For them the anonymity of the profession does not exist. They live much in the public eye. They collect the praise; they accept the flattery; they grow rich on the proceeds. The blame, when there is blame, is also theirs. But what terrors can the breath of outside criticism have for men who sell their papers at the rate of 30,000 or 40,000, or 100,000 a day? What profit is there in kicking against the pricks? These men who control the city newspapers form a separate oligarchy, and a powerful one. They are not troubled with any misgivings as to their own potentialities in the cosmos. They have a practical working knowledge of the world, and a vast confidence in themselves. Sometimes they know how to write, sometimes they do not. In any case it does not matter. Whatever brains they want they can easily purchase. They live in large mansions in the suburbs, arrive at their offices at eleven o’clock in the morning, go regularly to Government House, and deal in Napoleonic fashion with complaints from the sub-editor, with suggestions from the commercial world, with expostulations from aggrieved politicians, and with applications for increases of salary from unsatisfied members of the staff. They have won their way to big positions, and they know it. It is an excellent and a pleasant thing to be the proprietor or the manager of a large newspaper in Australia.

The sub-editors, again, form a class by themselves; they resemble the managers in that they are not really journalists.
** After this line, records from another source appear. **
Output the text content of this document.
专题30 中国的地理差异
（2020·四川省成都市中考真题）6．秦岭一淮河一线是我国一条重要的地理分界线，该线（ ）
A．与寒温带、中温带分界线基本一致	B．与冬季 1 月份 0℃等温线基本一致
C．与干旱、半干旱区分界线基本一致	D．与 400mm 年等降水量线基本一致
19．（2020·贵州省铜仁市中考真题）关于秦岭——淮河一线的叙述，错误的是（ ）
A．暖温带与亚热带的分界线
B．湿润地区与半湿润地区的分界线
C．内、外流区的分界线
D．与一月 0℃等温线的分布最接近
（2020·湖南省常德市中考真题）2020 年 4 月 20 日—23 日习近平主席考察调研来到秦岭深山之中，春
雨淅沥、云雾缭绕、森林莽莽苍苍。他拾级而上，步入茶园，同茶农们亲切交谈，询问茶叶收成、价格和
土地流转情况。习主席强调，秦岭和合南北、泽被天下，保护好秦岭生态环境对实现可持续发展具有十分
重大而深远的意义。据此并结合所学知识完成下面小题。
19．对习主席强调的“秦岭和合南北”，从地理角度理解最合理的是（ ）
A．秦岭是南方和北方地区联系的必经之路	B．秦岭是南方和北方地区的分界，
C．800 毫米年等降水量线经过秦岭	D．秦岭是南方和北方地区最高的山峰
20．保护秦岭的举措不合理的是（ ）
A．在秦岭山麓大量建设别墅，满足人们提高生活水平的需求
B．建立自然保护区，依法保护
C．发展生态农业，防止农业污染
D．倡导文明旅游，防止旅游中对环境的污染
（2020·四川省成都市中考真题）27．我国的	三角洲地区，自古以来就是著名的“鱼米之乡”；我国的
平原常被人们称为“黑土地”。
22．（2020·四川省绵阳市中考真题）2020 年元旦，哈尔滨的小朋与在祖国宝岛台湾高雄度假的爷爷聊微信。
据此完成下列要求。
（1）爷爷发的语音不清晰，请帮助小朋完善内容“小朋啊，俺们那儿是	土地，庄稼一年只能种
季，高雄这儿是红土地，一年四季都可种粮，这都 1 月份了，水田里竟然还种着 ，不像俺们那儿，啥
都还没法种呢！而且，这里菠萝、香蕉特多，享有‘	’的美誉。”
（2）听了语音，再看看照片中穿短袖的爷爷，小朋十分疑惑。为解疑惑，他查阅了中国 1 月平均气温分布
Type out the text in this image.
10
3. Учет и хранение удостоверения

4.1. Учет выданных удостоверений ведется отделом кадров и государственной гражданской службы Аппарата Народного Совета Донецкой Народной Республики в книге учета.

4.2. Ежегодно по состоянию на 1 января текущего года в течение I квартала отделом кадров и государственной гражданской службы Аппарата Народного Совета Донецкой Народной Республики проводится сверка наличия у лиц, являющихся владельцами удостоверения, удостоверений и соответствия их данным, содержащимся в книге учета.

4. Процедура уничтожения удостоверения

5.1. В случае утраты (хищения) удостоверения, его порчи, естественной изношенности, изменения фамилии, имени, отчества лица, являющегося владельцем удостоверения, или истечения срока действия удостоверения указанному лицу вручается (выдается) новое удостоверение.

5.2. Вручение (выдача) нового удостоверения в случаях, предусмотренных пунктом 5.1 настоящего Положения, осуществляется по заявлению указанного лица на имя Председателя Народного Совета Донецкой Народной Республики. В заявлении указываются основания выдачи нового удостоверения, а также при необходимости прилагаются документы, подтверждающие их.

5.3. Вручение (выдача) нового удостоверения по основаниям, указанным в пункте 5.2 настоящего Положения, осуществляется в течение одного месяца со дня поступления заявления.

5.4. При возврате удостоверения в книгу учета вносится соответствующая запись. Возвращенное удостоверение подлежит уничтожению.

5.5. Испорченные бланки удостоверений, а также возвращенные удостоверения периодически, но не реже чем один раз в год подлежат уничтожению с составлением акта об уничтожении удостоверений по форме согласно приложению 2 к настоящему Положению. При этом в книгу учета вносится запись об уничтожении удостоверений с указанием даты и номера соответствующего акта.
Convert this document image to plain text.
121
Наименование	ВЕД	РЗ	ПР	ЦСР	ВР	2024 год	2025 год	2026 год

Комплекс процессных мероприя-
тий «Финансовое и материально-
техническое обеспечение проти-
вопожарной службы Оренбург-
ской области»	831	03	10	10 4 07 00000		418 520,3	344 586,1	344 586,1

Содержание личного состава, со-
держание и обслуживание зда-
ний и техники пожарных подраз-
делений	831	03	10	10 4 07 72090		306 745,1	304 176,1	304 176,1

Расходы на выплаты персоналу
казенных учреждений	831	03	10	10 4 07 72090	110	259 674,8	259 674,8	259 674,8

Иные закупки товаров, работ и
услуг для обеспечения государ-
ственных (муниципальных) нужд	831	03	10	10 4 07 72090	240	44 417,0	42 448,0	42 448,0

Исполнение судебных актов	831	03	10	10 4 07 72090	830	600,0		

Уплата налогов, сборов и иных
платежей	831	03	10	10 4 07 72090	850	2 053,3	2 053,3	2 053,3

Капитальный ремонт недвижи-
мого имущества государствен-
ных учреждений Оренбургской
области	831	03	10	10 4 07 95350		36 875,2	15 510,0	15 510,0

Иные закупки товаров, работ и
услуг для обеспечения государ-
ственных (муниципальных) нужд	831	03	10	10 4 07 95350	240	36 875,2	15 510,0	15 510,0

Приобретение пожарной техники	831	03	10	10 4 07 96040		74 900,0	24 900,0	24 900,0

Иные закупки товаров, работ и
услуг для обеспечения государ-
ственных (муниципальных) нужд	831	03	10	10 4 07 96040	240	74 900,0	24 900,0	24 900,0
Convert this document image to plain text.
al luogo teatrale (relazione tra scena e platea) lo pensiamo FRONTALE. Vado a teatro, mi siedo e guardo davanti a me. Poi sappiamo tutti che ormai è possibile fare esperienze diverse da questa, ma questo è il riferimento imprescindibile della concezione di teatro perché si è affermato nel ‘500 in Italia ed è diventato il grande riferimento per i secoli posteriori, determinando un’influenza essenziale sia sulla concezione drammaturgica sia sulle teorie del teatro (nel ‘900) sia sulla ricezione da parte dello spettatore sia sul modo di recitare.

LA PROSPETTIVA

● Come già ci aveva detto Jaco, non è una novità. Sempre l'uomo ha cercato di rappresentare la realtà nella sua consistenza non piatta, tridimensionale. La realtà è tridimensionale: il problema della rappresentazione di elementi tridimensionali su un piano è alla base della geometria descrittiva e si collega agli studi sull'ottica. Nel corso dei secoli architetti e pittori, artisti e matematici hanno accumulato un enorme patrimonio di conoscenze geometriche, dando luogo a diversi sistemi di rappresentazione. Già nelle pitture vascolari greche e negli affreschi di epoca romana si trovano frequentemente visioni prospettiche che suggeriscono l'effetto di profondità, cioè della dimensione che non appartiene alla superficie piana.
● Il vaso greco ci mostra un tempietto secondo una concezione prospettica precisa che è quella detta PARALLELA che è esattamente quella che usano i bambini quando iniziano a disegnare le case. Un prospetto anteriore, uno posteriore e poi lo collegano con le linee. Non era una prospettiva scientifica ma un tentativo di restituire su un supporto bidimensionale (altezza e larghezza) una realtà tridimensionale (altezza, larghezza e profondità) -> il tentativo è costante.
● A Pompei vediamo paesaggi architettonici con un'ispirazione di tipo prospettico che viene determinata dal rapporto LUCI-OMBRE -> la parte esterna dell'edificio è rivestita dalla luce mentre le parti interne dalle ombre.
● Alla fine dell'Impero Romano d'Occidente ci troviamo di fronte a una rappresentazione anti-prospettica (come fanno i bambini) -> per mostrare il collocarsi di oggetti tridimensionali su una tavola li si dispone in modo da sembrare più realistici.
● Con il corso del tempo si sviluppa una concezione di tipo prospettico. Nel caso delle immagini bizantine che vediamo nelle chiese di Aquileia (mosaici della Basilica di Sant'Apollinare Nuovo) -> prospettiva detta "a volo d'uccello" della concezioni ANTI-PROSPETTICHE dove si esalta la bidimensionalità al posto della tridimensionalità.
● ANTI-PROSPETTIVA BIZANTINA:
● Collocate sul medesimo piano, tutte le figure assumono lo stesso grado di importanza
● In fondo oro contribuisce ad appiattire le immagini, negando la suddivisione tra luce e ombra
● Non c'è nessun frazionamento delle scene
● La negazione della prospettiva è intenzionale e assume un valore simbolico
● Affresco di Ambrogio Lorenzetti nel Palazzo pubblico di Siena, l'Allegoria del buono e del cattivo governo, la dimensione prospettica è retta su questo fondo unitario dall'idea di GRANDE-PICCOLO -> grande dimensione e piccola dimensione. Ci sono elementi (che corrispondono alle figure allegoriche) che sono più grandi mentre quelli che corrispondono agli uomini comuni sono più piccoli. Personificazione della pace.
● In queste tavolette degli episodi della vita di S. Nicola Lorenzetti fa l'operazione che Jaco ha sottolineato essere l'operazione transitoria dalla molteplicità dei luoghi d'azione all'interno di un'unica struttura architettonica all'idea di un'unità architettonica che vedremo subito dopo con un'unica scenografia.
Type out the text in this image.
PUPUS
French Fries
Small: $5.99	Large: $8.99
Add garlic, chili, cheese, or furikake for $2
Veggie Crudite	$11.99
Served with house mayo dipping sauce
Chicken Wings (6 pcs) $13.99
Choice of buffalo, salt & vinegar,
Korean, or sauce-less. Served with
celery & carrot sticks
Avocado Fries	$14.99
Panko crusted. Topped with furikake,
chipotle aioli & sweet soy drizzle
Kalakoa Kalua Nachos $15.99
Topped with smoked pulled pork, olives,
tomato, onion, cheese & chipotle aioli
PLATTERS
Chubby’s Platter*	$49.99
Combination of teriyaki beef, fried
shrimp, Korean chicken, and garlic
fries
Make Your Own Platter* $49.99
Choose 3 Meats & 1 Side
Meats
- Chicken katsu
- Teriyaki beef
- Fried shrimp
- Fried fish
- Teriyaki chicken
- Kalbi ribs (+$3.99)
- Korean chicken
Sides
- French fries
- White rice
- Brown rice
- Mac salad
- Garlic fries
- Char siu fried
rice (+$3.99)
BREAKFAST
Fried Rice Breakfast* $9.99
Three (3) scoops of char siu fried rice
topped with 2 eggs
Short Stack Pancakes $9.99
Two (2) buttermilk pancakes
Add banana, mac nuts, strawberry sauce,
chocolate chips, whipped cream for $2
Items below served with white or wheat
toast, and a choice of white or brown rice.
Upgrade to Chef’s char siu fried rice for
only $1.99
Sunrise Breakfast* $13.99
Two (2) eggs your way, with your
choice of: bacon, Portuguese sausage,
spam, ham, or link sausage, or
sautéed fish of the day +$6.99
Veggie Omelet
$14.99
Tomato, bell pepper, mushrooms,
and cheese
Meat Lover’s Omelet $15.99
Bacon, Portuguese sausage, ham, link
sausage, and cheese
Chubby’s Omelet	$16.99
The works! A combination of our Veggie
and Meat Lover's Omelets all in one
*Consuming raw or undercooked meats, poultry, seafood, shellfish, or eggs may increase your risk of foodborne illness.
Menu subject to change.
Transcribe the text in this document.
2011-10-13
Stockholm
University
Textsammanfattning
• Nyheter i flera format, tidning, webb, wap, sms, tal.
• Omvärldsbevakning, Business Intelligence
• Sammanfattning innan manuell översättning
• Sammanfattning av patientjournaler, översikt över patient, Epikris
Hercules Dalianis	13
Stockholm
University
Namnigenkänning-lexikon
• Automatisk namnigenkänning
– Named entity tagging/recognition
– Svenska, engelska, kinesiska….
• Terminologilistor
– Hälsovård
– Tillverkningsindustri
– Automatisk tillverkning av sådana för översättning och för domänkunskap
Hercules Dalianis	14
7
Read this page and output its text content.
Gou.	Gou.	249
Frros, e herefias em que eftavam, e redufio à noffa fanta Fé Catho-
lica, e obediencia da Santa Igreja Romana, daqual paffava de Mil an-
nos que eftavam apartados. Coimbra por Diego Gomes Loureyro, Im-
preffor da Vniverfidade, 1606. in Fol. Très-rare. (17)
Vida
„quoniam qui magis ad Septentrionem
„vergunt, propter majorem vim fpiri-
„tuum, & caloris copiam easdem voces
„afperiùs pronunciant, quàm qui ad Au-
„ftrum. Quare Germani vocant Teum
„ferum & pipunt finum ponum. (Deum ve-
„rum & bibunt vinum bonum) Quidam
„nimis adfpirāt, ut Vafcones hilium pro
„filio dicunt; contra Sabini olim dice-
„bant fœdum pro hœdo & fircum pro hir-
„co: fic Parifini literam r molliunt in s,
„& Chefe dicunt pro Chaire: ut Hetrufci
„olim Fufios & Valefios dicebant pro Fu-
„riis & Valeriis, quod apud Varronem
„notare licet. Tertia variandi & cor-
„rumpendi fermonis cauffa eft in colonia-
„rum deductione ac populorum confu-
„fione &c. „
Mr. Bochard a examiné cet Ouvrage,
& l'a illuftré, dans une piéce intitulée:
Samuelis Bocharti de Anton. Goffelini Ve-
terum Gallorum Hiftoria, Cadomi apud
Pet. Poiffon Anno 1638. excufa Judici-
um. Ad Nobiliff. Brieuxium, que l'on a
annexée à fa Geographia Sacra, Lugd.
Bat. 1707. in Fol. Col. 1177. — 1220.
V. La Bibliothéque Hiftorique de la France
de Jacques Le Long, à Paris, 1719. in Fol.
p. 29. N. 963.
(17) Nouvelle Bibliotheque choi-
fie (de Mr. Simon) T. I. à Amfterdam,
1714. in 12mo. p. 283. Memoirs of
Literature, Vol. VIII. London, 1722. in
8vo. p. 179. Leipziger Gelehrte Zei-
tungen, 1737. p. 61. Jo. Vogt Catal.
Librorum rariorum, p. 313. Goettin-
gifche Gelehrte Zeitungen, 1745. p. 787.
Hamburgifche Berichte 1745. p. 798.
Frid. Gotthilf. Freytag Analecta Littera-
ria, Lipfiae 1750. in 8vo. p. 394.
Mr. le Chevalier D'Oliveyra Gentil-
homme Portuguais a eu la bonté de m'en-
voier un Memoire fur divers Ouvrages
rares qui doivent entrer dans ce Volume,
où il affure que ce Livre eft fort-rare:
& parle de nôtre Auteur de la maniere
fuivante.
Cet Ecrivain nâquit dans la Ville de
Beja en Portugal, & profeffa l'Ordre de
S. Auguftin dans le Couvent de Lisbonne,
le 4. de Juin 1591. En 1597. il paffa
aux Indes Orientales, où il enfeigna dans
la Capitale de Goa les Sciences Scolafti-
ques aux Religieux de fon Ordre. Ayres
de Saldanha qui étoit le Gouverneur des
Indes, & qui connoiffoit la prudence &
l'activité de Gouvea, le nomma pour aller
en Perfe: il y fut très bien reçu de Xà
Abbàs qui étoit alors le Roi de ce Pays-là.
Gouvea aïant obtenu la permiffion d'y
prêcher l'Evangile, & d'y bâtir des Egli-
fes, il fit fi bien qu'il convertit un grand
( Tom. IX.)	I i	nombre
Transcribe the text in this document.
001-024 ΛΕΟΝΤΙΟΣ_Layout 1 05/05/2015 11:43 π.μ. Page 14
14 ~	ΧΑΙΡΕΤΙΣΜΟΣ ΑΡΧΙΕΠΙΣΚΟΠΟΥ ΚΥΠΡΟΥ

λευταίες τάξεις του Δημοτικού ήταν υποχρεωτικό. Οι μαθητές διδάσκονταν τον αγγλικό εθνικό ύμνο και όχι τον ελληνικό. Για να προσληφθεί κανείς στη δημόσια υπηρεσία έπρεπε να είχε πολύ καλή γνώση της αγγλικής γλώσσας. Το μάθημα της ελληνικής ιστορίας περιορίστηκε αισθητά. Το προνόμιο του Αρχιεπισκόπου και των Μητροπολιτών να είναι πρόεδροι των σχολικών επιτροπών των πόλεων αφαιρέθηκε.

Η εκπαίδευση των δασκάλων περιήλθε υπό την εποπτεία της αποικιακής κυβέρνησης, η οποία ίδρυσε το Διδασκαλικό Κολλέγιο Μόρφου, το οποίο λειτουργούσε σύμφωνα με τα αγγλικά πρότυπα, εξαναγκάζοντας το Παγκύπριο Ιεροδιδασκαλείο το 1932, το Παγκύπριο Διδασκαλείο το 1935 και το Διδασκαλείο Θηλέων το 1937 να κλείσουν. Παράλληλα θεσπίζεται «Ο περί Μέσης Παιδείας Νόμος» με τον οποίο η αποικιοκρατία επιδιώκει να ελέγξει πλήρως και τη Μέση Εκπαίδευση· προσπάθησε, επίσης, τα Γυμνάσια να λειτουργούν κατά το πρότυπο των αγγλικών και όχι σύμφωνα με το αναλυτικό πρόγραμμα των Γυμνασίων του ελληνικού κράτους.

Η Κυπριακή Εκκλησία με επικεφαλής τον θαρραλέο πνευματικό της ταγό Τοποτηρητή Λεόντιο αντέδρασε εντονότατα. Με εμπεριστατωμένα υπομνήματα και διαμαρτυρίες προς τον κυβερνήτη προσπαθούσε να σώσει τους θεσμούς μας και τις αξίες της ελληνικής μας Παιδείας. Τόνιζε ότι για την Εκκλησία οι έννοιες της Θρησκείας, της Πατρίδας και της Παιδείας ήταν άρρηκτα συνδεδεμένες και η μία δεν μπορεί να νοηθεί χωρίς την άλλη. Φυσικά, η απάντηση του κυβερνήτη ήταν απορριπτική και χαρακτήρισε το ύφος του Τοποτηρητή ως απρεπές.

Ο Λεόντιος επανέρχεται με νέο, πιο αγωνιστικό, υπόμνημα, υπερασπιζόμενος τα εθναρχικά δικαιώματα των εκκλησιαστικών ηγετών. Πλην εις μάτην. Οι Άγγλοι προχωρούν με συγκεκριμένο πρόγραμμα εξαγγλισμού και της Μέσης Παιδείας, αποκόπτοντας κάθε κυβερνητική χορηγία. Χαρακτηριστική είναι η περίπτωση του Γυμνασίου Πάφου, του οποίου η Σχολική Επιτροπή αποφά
Possibly at some stage of their individual careers they may have been, but they are so no longer. As a matter of fact they are the sworn enemies of journalism. They stand like the British infantry at Waterloo—a sort of cold iron palisade against which the effervescence of youthful journalistic enterprise dashes itself in vain. They represent not so much the literary, as the commercial instinct of the paper. They are the outposts which a cautious management sets to keep watch against the Philistines. The sub-editor has tremendous responsibility and very little power. Therein lies the tragedy of his existence. Before he begins his long series of vigils under the electric lamp, he knows that while he will get no manner of praise if everything goes right, he will get short and decisive shrift if anything goes wrong. He knows this very well; and the knowledge makes him what he is.

A strange existence, a strange personality is that of the sub-editor. He seems to resemble the patient, sleepless Eremite of Keats’s last sonnet; he is always there, and he is always “watching with eternal lids apart.” It is impossible not to admire him. He must, to be in any sense worthy of his post, possess great abilities. The machine that he controls is vast, unwieldy, and yet sensationally rapid in its flight. The Rio Grande of Paterson’s Steeplechase did not require a touch half so firm or half so fine to keep him in his course. Of the thousand objectionable, offensive, libellous, dangerous, unnecessary or unwise things that come under the sub-editor’s notice every week, how many get past him? How many does he suffer to see the light of day? It is impossible not to admire the sub-editor, but it is difficult to like him. He must be a man without pity and without remorse. If he made allowance for good intentions, if he judged otherwise than by results, he would ruin his paper in a month. If he did not effectively discourage the swarm of budding writers who attempt to rush him, he would speedily have to cease publication. If he were not constantly saying unpleasant things, he would inaugurate a reign of chaos. And yet there are one or two first-class sub-editors in Australia who are well liked, and by none better than by their victims. It is a strange anomaly, but there it is. In any case it is a great tribute to the personality of the man.